You recently concluded the 5th edition of the Lafarge Africa National Literacy Competition. Why did Lafarge Africa decide on a literacy competition?
Aimed at improving literacy in public primary schools across Nigeria, the initiative since its inception 5 years ago, has impacted over 600,000 pupils from 886 public primary schools in 544 of the 774 local government areas in Nigeria. A few years ago, Nigeria made news for being the country with the highest number of out-of-school children. This is worrying because an educated population is the foundation of any economy. Literacy has human, cultural, social, economic and political benefits and is increasingly crucial in the 21st century where economies are knowledge-based and lifelong learning is essential for long term development. This explains why countries work hard to educate their citizens. Responsible companies too, recognise the importance of education of which literacy is a key component. At Lafarge Africa, our corporate interventions in education include building and renovating classrooms, awarding scholarships, bursaries and grants, donation of desks, chairs and stationery, and of course the Lafarge Africa National Literacy Competition. The National Literacy Competition sits under the People and Communities pillar of LafargeHolcim’s 2030 Plan and Goal 4 (Quality Education) of the United Nations Sustainable Development Goals with our objective being to bridge the literacy gap in Nigeria. Literacy is indispensable to sustaining future generations of Nigerians and because sustainability is a core value of Lafarge, this is important to us.

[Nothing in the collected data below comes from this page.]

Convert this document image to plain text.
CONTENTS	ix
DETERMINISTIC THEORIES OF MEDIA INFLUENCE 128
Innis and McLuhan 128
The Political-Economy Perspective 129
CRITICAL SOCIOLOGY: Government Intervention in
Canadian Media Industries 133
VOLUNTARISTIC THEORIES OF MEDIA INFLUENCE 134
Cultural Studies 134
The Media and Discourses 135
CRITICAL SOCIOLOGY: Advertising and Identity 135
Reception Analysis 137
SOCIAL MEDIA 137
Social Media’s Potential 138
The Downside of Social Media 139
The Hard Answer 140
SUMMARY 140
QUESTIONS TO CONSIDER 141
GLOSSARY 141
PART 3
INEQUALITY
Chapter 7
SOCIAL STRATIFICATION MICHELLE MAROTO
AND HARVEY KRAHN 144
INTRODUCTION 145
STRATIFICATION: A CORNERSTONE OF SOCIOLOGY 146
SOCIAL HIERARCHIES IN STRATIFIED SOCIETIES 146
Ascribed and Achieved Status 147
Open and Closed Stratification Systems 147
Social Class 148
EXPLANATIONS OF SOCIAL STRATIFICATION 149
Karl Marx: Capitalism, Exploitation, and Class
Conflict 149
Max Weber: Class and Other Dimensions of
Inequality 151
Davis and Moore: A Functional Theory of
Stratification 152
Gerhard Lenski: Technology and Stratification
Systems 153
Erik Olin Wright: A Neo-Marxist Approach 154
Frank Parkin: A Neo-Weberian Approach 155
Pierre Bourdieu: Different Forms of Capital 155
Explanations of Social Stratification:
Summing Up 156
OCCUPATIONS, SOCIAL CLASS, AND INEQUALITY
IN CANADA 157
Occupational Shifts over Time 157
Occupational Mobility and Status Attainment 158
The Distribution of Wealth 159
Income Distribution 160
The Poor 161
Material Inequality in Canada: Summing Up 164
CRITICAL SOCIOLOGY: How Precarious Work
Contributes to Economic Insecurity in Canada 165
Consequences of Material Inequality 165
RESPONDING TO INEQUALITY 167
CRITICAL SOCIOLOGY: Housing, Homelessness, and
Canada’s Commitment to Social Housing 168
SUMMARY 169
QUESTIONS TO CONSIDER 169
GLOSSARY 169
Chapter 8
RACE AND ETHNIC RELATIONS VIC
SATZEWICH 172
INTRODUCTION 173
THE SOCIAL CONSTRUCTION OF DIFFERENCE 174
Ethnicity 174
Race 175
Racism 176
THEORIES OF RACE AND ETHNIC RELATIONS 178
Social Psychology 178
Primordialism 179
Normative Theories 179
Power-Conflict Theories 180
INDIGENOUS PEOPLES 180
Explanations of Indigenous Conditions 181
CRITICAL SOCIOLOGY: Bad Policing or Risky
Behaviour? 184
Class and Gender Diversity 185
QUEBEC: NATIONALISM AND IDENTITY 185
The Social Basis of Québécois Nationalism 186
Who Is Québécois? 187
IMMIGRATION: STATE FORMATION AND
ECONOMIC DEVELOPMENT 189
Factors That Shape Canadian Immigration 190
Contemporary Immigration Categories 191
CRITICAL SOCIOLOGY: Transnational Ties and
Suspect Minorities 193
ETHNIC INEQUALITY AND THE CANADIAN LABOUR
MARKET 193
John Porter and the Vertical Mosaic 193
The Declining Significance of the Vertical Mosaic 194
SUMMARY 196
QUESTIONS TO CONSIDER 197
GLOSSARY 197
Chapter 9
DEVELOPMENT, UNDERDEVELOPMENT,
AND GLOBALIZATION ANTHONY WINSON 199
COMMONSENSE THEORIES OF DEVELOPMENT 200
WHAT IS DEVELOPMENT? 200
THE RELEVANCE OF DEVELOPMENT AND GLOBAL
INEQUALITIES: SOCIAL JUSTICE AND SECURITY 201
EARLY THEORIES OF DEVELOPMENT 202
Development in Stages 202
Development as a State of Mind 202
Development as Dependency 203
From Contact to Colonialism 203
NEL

Your record states that over 600,000 primary school pupils across Nigeria have been impacted since 2014. Tell us how the National Literacy Competition works
The Lafarge Africa National Literacy Competition is a very strategic literacy intervention designed to support the government’s efforts as it helps to improve reading, spelling and writing abilities of children in public primary schools. It is targeted at the most disadvantaged in the society and aims to bridge the literacy gap while also drawing attention to its scale and the need for curricular and co-curricular interventions from the public and private sector. The competition is run with the support of implementation partners including the Federal Ministry of Education, the Universal Basic Education Commission, State Universal Basic Education Boards (SUBEB), the Ovie Brume Foundation, British Council, Oando Foundation and UNESCO. To give a sense of the impact in 2017 alone, 3,912 pupils from 886 public primary schools in 544 of the 774 local government areas in Nigeria took part in 142 run-offs with support from 479 staff of SUBEB. Within this period, 202,390 pupils were provided with materials to improve their literacy with the help of 762 teachers. We are especially pleased that the competition was endorsed this year by the Universal Basic Education Commission (UBEC) and the Federal Ministry of Education (FME) for the impact it has made across Nigeria.